Oireachtas Joint and Select Committees

Tuesday, 26 November 2019

Joint Oireachtas Committee on Education and Skills

Retention of Records Bill 2019: Discussion

Dr. Maeve O'Rourke:

I made my written submission to the committee with Máiréad Enright, reader at Birmingham Law School, and Dr. Sinéad Ring, assistant professor at Maynooth University School of Law.

Since 2009, I have been researching, writing and advocating on the topic of the State’s constitutional law, as well as international and European human rights law, responsibilities towards those who were abused as children or women - incarcerated, tortured, forced into servitude, systematically degraded, denied identity and education and separated from family members - and those who died in the network of Catholic Church-related, State-supported institutions and the forced adoption system of the 20th century.

It is absolutely clear to me that an overriding human rights violation is continuing to affect every single person who experienced abuse in that network, as well as their families. That is the State’s failure to date to ensure truth-telling through the production of both its own State records and the records held by non-State bodies, which relate to the individuals who suffered abuse and the administration of the institutions and the network as a whole.

The failure to produce the records and to house them in an archive where individuals can retrieve their own life and family history, along with where administrative records and voluntarily deposited testimony can contribute to national education, undermines all efforts at reparation. At the time of the Ryan commission’s work, European and international human rights law required that survivors should have had access to the substance of the evidence that the investigation was considering so they could have commented on it and suggested further lines of inquiry.

I have major concerns that the State’s investigating practice continues to breach this requirement, a basic one under European international human rights law. For example, the ongoing mother and baby homes commission is proceeding entirely in private. Survivors who have requested public hearings of their own evidence have been denied them. Survivors have no access to any of the evidence being gathered. They are also being denied a copy of their own transcript of evidence, as well as their own personal records that the commission holds of the death and burial of family members. As for the McAleese committee’s State records relating to the Magdalen laundries, the Department of the Taoiseach is currently holding that entire archive secret, claiming it is holding it for safekeeping and not for the purposes of the Freedom of Information Act.
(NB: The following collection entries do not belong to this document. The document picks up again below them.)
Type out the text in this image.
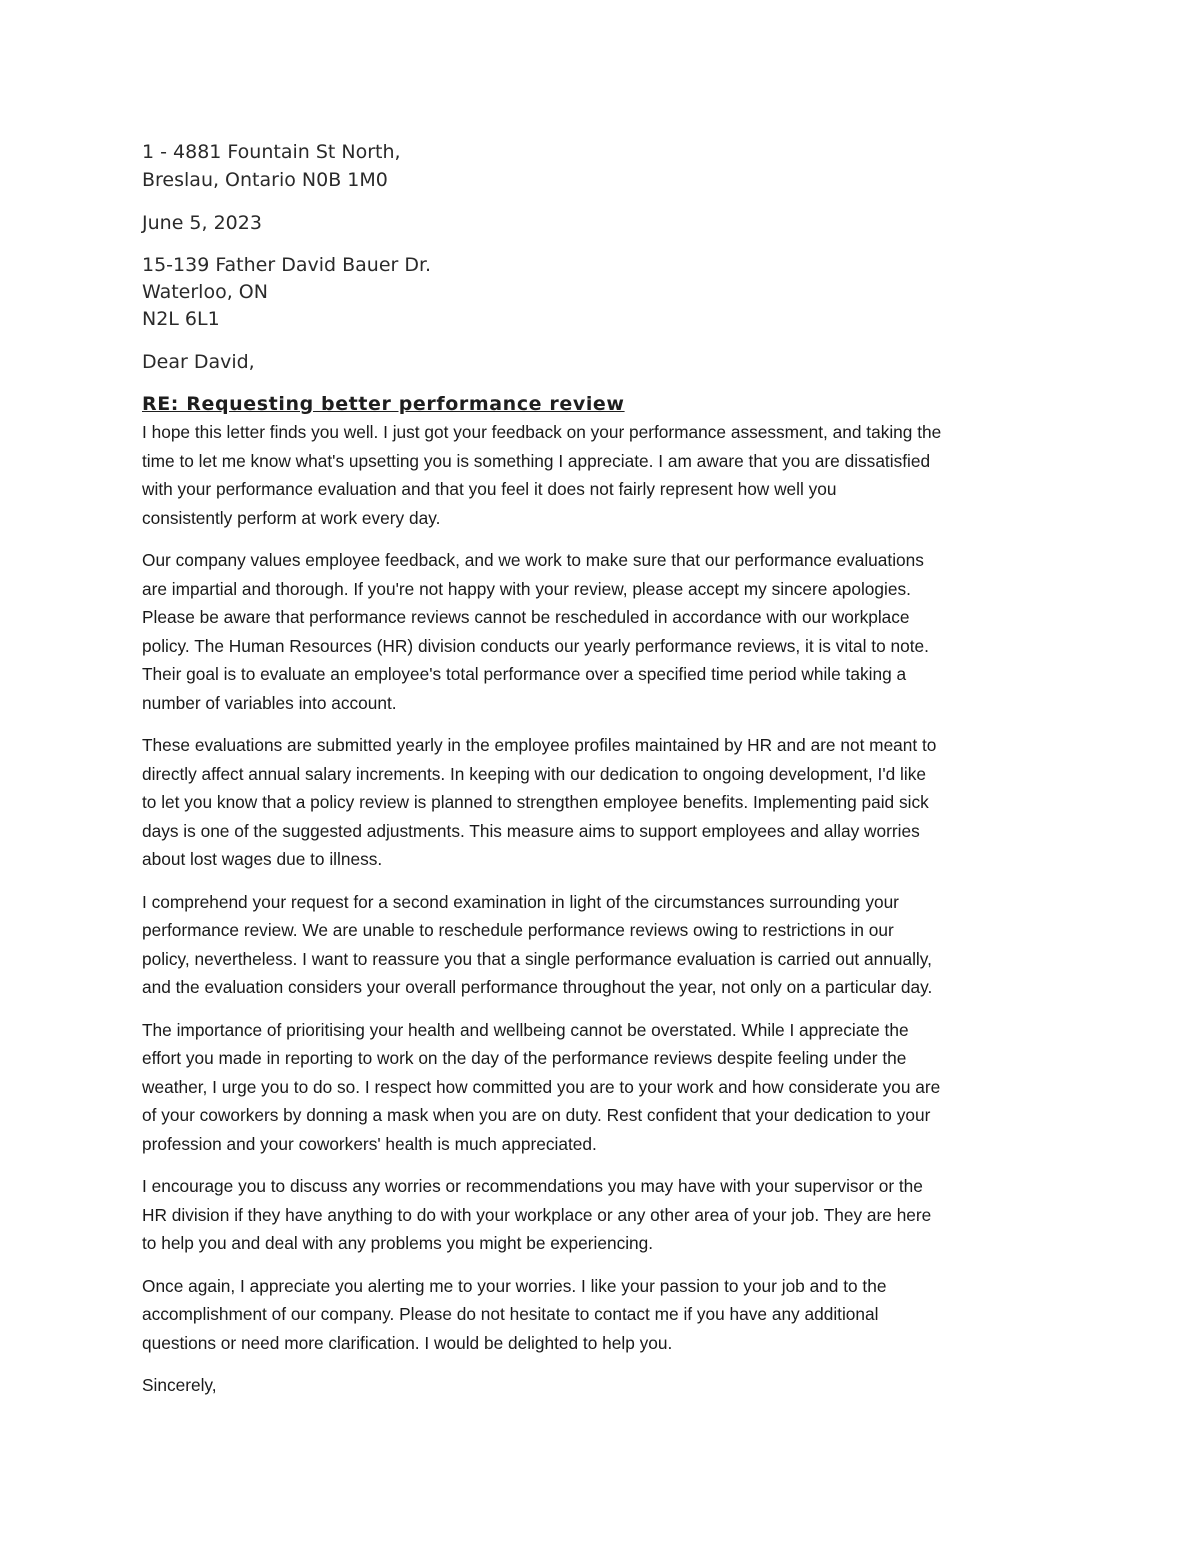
1 - 4881 Fountain St North,
Breslau, Ontario N0B 1M0
June 5, 2023
15-139 Father David Bauer Dr.
Waterloo, ON
N2L 6L1
Dear David,
RE: Requesting better performance review
I hope this letter finds you well. I just got your feedback on your performance assessment, and taking the
time to let me know what's upsetting you is something I appreciate. I am aware that you are dissatisfied
with your performance evaluation and that you feel it does not fairly represent how well you
consistently perform at work every day.
Our company values employee feedback, and we work to make sure that our performance evaluations
are impartial and thorough. If you're not happy with your review, please accept my sincere apologies.
Please be aware that performance reviews cannot be rescheduled in accordance with our workplace
policy. The Human Resources (HR) division conducts our yearly performance reviews, it is vital to note.
Their goal is to evaluate an employee's total performance over a specified time period while taking a
number of variables into account.
These evaluations are submitted yearly in the employee profiles maintained by HR and are not meant to
directly affect annual salary increments. In keeping with our dedication to ongoing development, I'd like
to let you know that a policy review is planned to strengthen employee benefits. Implementing paid sick
days is one of the suggested adjustments. This measure aims to support employees and allay worries
about lost wages due to illness.
I comprehend your request for a second examination in light of the circumstances surrounding your
performance review. We are unable to reschedule performance reviews owing to restrictions in our
policy, nevertheless. I want to reassure you that a single performance evaluation is carried out annually,
and the evaluation considers your overall performance throughout the year, not only on a particular day.
The importance of prioritising your health and wellbeing cannot be overstated. While I appreciate the
effort you made in reporting to work on the day of the performance reviews despite feeling under the
weather, I urge you to do so. I respect how committed you are to your work and how considerate you are
of your coworkers by donning a mask when you are on duty. Rest confident that your dedication to your
profession and your coworkers' health is much appreciated.
I encourage you to discuss any worries or recommendations you may have with your supervisor or the
HR division if they have anything to do with your workplace or any other area of your job. They are here
to help you and deal with any problems you might be experiencing.
Once again, I appreciate you alerting me to your worries. I like your passion to your job and to the
accomplishment of our company. Please do not hesitate to contact me if you have any additional
questions or need more clarification. I would be delighted to help you.
Sincerely,
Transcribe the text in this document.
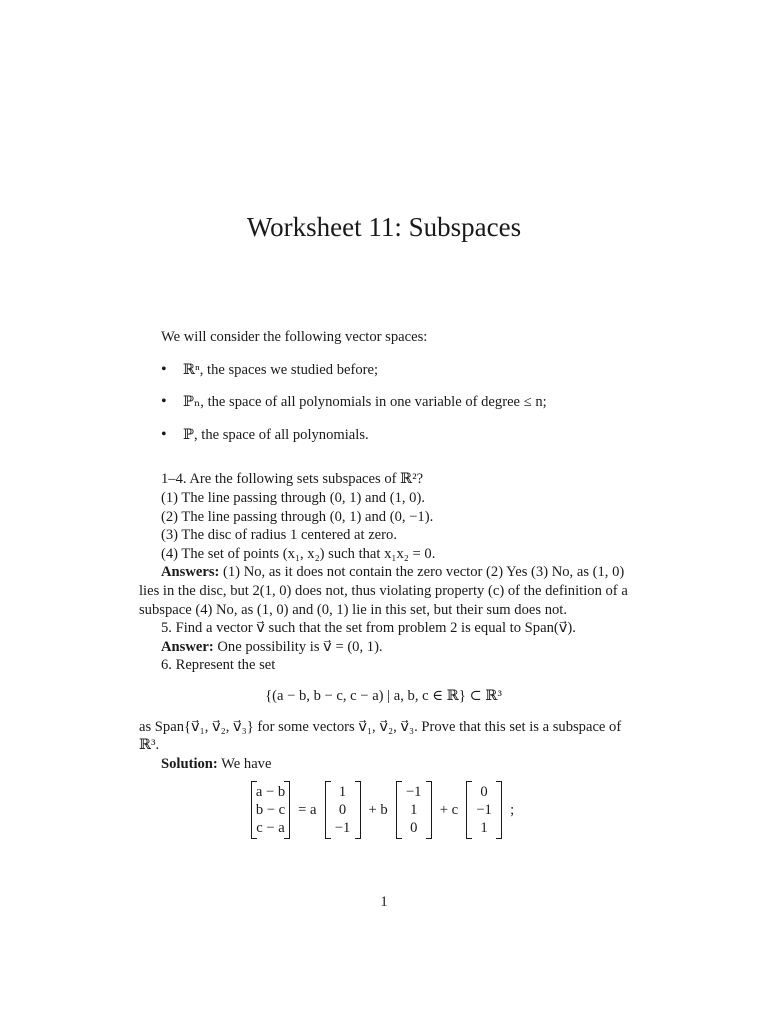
Worksheet 11: Subspaces

We will consider the following vector spaces:

• ℝⁿ, the spaces we studied before;
• ℙₙ, the space of all polynomials in one variable of degree ≤ n;
• ℙ, the space of all polynomials.

1–4. Are the following sets subspaces of ℝ²?

(1) The line passing through (0, 1) and (1, 0).

(2) The line passing through (0, 1) and (0, −1).

(3) The disc of radius 1 centered at zero.

(4) The set of points (x₁, x₂) such that x₁x₂ = 0.

Answers: (1) No, as it does not contain the zero vector (2) Yes (3) No, as (1, 0) lies in the disc, but 2(1, 0) does not, thus violating property (c) of the definition of a subspace (4) No, as (1, 0) and (0, 1) lie in this set, but their sum does not.

5. Find a vector v⃗ such that the set from problem 2 is equal to Span(v⃗).

Answer: One possibility is v⃗ = (0, 1).

6. Represent the set

{(a − b, b − c, c − a) | a, b, c ∈ ℝ} ⊂ ℝ³

as Span{v⃗₁, v⃗₂, v⃗₃} for some vectors v⃗₁, v⃗₂, v⃗₃. Prove that this set is a subspace of ℝ³.

Solution: We have

a − b
b − c
c − a
= a
1
0
−1
+ b
−1
1
0
+ c
0
−1
1
;
1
This is the general approach.

Beyond the right to an effective investigation that survivors of industrial and reformatory schools had at the time of the redress board and the Ryan commission, the secrecy of these records violates other reparation rights. Without records, personal rehabilitation is gravely hampered. Without records, revisionism by those who would prefer the past to disappear is a risk, while memorialisation and national education – basic human rights obligations in this context - are not what they should be. Without records, accountability is denied.
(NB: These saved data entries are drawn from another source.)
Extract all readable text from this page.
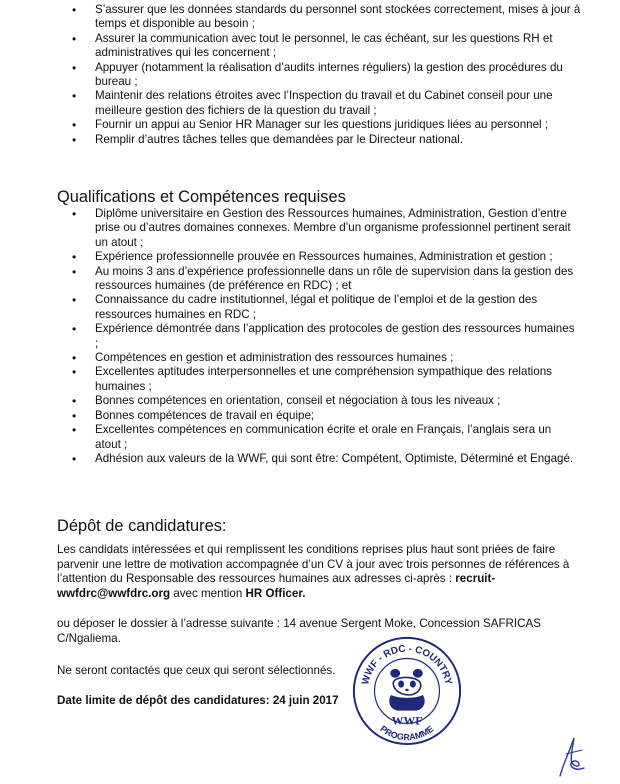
• S’assurer que les données standards du personnel sont stockées correctement, mises à jour à temps et disponible au besoin ;
• Assurer la communication avec tout le personnel, le cas échéant, sur les questions RH et administratives qui les concernent ;
• Appuyer (notamment la réalisation d’audits internes réguliers) la gestion des procédures du bureau ;
• Maintenir des relations étroites avec l’Inspection du travail et du Cabinet conseil pour une meilleure gestion des fichiers de la question du travail ;
• Fournir un appui au Senior HR Manager sur les questions juridiques liées au personnel ;
• Remplir d’autres tâches telles que demandées par le Directeur national.
Qualifications et Compétences requises
• Diplôme universitaire en Gestion des Ressources humaines, Administration, Gestion d’entre prise ou d’autres domaines connexes. Membre d’un organisme professionnel pertinent serait un atout ;
• Expérience professionnelle prouvée en Ressources humaines, Administration et gestion ;
• Au moins 3 ans d’expérience professionnelle dans un rôle de supervision dans la gestion des ressources humaines (de préférence en RDC) ; et
• Connaissance du cadre institutionnel, légal et politique de l’emploi et de la gestion des ressources humaines en RDC ;
• Expérience démontrée dans l’application des protocoles de gestion des ressources humaines ;
• Compétences en gestion et administration des ressources humaines ;
• Excellentes aptitudes interpersonnelles et une compréhension sympathique des relations humaines ;
• Bonnes compétences en orientation, conseil et négociation à tous les niveaux ;
• Bonnes compétences de travail en équipe;
• Excellentes compétences en communication écrite et orale en Français, l’anglais sera un atout ;
• Adhésion aux valeurs de la WWF, qui sont être: Compétent, Optimiste, Déterminé et Engagé.
Dépôt de candidatures:

Les candidats intéressées et qui remplissent les conditions reprises plus haut sont priées de faire parvenir une lettre de motivation accompagnée d’un CV à jour avec trois personnes de références à l’attention du Responsable des ressources humaines aux adresses ci-après : recruit-wwfdrc@wwfdrc.org avec mention HR Officer.

ou déposer le dossier à l’adresse suivante : 14 avenue Sergent Moke, Concession SAFRICAS C/Ngaliema.

Ne seront contactés que ceux qui seront sélectionnés.

Date limite de dépôt des candidatures: 24 juin 2017

WWF - RDC - COUNTRY
PROGRAMME
WWF
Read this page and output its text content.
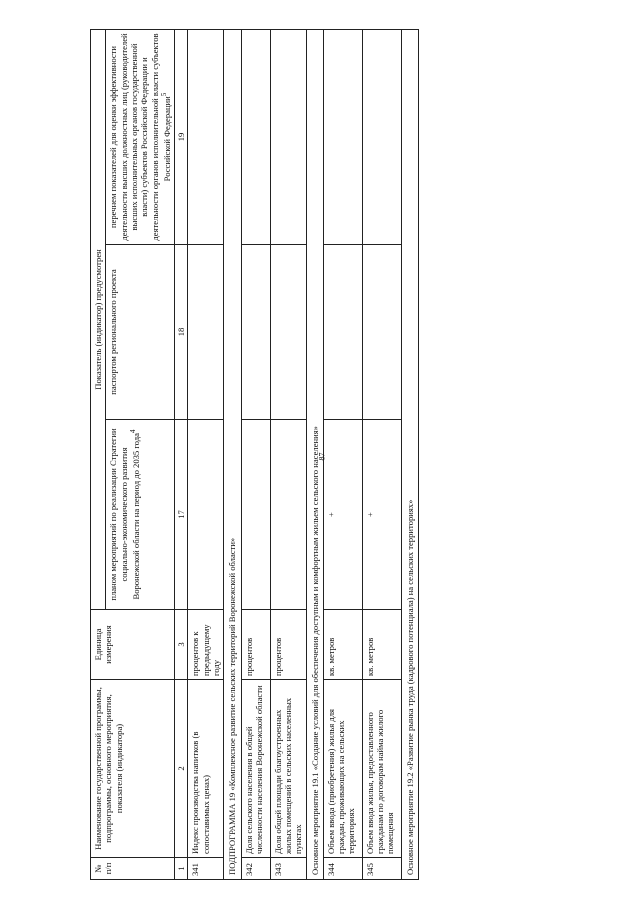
87
№ п/п	Наименование государственной программы, подпрограммы, основного мероприятия, показателя (индикатора)	Единица измерения	Показатель (индикатор) предусмотрен		
			планом мероприятий по реализации Стратегии социально-экономического развития Воронежской области на период до 2035 года$^4$	паспортом регионального проекта	перечнем показателей для оценки эффективности деятельности высших должностных лиц (руководителей высших исполнительных органов государственной власти) субъектов Российской Федерации и деятельности органов исполнительной власти субъектов Российской Федерации$^5$
1	2	3	17	18	19
341	Индекс производства напитков (в сопоставимых ценах)	процентов к предыдущему году			
ПОДПРОГРАММА 19 «Комплексное развитие сельских территорий Воронежской области»					
342	Доля сельского населения в общей численности населения Воронежской области	процентов			
343	Доля общей площади благоустроенных жилых помещений в сельских населенных пунктах	процентов			
Основное мероприятие 19.1 «Создание условий для обеспечения доступным и комфортным жильем сельского населения»					
344	Объем ввода (приобретения) жилья для граждан, проживающих на сельских территориях	кв. метров	+		
345	Объем ввода жилья, предоставленного гражданам по договорам найма жилого помещения	кв. метров	+		
Основное мероприятие 19.2 «Развитие рынка труда (кадрового потенциала) на сельских территориях»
We know that Garda investigations into the residential schools were insufficient. If survivors and their advocates cannot access records or information, they cannot press for investigations or prosecutions. Due to the passage of time, however, and because of the redress board legal waiver, criminal and civil legal accountability have become less available. At this point, access to records and national truth-telling is where accountability lies. It is where dignity lies. It is a vital measure of justice.

I recommend that, while work is ongoing to consult on and redesign the Retention of Records Bill, some small but crucial amendments should be made to existing legislation. I can make these amendments available to committee members later. I recommend that the Commission to Inquire into Child Abuse Act 2000 and the Residential Institutions Redress Act 2002 be amended to state explicitly that survivors and relatives of children who died while incarcerated have a right to all personal data held in those archives, including information about how they were treated by others, in the interests of vindicating their right to a remedy and respecting their right to privacy. I recommend section 28(6) of the Residential Institutions Redress Act 2002 be amended to make clear that it does not prohibit survivors from publishing information about their own life experiences.

I draw the committee’s attention in particular to section 3 of our joint submission which explains our understanding of the existing legislative provisions, including that the Ryan commission’s archive currently appears to fall within the remit of the National Archives.